Granted, James would be the unlikeliest player to utilize the Towns clause given that any new team would require a long-term deal to bring him on board. LeBron, for his part, has demonstrated he wants to have decision-making power over his future with player options negotiated in his contract. Teams might be tempted to add him, but ultimately, it just wouldn’t be worth it.
Golden State Warriors franchise valuation: $2.6 billion
Current contract value: five years, $201.1 million
Credentials: two-time league MVP, four-time All-Star, two-time All-NBA first team
Age at start of 2017-18 season: 29
Stephen Curry has revolutionized the sport with his incomparable shooting proficiency and range.
One of the long-held beliefs of NBA basketball was winning in the postseason required a bruising interior scorer and, perhaps, an impressive scorer on the wing to compete.
A team of shooters, though, was supposed to be too soft to win.
And then, Steph happened.
His incredulous nightly shooting exhibitions will one day become the stuff of legend. The way the old guard speaks of Larry Bird will soon be reserved for Curry given his exceptional shooting stroke.
With game-winning shots like the one below, it’s becoming quite clear his legend will only continue to grow.
Basketball has recalibrated itself thanks in large part to Curry’s influence, and winning at the highest level now demands the presence of multiple shooting threats. Other than his own teammate (Klay Thompson), Curry has no competition as far as shooting audacity, and that constantly keeps defenders guessing.
Steph is just as comfortable launching from near half court as he is when swarmed by defenders in the pick-and-roll. He requires constant attention and physical play, but the combo rarely fazes him.

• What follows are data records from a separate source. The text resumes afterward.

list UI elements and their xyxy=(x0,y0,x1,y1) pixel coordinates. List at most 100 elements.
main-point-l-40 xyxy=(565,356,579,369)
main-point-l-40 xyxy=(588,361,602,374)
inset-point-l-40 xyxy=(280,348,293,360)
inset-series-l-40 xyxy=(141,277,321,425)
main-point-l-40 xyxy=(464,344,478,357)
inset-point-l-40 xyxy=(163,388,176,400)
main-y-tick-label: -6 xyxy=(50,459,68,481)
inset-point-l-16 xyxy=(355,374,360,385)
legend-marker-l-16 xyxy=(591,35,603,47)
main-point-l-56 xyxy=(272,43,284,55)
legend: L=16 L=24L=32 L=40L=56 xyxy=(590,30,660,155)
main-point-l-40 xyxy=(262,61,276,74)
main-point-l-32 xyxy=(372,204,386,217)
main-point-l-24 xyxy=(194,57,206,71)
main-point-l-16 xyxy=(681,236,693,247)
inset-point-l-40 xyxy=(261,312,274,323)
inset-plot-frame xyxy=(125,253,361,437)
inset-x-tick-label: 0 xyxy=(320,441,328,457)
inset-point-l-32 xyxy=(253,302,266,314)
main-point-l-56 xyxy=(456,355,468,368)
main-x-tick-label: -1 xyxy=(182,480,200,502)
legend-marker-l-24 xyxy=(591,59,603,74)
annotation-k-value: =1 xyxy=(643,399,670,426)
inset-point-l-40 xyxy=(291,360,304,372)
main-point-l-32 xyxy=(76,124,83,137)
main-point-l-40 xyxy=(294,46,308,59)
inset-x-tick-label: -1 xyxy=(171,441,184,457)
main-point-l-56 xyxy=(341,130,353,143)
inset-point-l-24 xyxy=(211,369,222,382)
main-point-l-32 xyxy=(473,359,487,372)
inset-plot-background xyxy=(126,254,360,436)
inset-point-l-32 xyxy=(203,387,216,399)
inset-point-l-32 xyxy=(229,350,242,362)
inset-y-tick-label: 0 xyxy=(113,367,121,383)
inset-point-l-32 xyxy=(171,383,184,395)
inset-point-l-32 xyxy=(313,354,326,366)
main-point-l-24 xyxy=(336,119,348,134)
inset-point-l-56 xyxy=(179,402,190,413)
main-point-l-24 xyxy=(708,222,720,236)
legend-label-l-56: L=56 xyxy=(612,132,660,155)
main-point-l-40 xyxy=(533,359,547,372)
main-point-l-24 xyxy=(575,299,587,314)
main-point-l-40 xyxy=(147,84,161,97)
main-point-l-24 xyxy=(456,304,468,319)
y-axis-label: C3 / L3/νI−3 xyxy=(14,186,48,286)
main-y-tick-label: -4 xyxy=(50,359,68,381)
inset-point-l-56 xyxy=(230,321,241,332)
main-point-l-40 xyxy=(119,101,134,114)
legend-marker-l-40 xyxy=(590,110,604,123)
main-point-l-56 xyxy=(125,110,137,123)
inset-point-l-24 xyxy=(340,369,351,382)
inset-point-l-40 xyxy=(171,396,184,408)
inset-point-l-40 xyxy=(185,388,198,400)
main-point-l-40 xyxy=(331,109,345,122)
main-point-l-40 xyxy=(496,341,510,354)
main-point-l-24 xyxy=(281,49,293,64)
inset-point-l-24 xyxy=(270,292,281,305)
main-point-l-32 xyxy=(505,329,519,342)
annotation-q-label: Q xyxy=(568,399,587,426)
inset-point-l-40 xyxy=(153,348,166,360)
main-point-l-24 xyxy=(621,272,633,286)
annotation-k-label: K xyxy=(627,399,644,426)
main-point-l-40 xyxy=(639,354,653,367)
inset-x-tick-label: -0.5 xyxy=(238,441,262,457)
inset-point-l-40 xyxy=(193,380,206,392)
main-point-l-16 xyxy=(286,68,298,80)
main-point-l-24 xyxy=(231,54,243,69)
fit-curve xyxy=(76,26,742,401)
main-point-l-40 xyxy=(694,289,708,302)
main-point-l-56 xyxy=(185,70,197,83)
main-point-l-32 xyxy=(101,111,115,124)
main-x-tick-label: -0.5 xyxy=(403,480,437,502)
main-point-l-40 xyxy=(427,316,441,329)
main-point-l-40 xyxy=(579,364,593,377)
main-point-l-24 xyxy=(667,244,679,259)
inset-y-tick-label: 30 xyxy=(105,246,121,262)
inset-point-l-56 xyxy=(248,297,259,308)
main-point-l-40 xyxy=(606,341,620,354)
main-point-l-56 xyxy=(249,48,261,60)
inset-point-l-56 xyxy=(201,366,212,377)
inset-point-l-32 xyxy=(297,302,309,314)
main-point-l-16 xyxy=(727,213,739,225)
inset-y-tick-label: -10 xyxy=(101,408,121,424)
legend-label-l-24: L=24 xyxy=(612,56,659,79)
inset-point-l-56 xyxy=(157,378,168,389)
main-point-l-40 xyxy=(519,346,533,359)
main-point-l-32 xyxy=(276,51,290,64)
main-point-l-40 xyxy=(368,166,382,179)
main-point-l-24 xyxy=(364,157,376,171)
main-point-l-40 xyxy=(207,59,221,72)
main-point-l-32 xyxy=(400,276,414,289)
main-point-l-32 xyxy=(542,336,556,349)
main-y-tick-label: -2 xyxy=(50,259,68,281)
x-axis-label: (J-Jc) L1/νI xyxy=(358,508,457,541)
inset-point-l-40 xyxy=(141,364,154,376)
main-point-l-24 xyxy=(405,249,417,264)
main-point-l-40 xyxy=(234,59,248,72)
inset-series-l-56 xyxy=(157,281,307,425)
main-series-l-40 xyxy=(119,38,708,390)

Curry is far too adept as a ball-handler and finisher at the rim for anyone or any scheme to limit his production. The sharpshooter is a world conqueror whose rise has led Golden State to three consecutive Finals trips and two rings.
He may not have won a Finals MVP in any of the trips, but his production and presence on the floor put the Dubs in a position to win three in a row.
Prior to the Warriors’ current run, management paired him alongside Monta Ellis in the backcourt, in a decision that now looks questionable at best, when looking back. The decision to jettison Ellis and allow Steph to grow proved to be prophetic as Curry became one of the league’s marquee players in short order following the trade.
Golden State’s regular-season win totals over the past three years (67, 73 and 67) coupled with their playoff showings should convince fans that Steph resides among the best of the elite, no matter what opinions other might share.
Judging from the contract the Warriors’ front office offered to Steph (five years, $201 million) I am incredibly confident they believe and understand how vital his contributions are to the franchise.
What would it take then to pry Curry away from the Warriors?
Before answering the question, consider the information Forbes’ Kurt Badenhausen shared in February:
“The club posted the highest average cable TV rating (9.8) during the 2015-16 season, more than double the previous year. The season ticket wait list is at 32,000 with a renewal rate of 99.5 percent.”
Crazy, right? Wait it gets better:
“But the team is ready to cash in more in other areas. The Warriors broke ground in January on their new privately financed $1 billion arena in San Francisco’s Mission Bay neighborhood, which is set to open for the 2019-20 season. They’ve already secured a 20-year naming right agreement with Chase worth an estimated $300 million that is the richest ever for a U.S. arena.”
Curry’s play and popularity (top jersey seller in back-to-back seasons) make him a ratings driver and integral part to everything Warriors. His termination fee clocks in at just about $350 million, an amount New York Knicks owner James Dolan might consider spending on a player to reshape the direction of his basketball organization.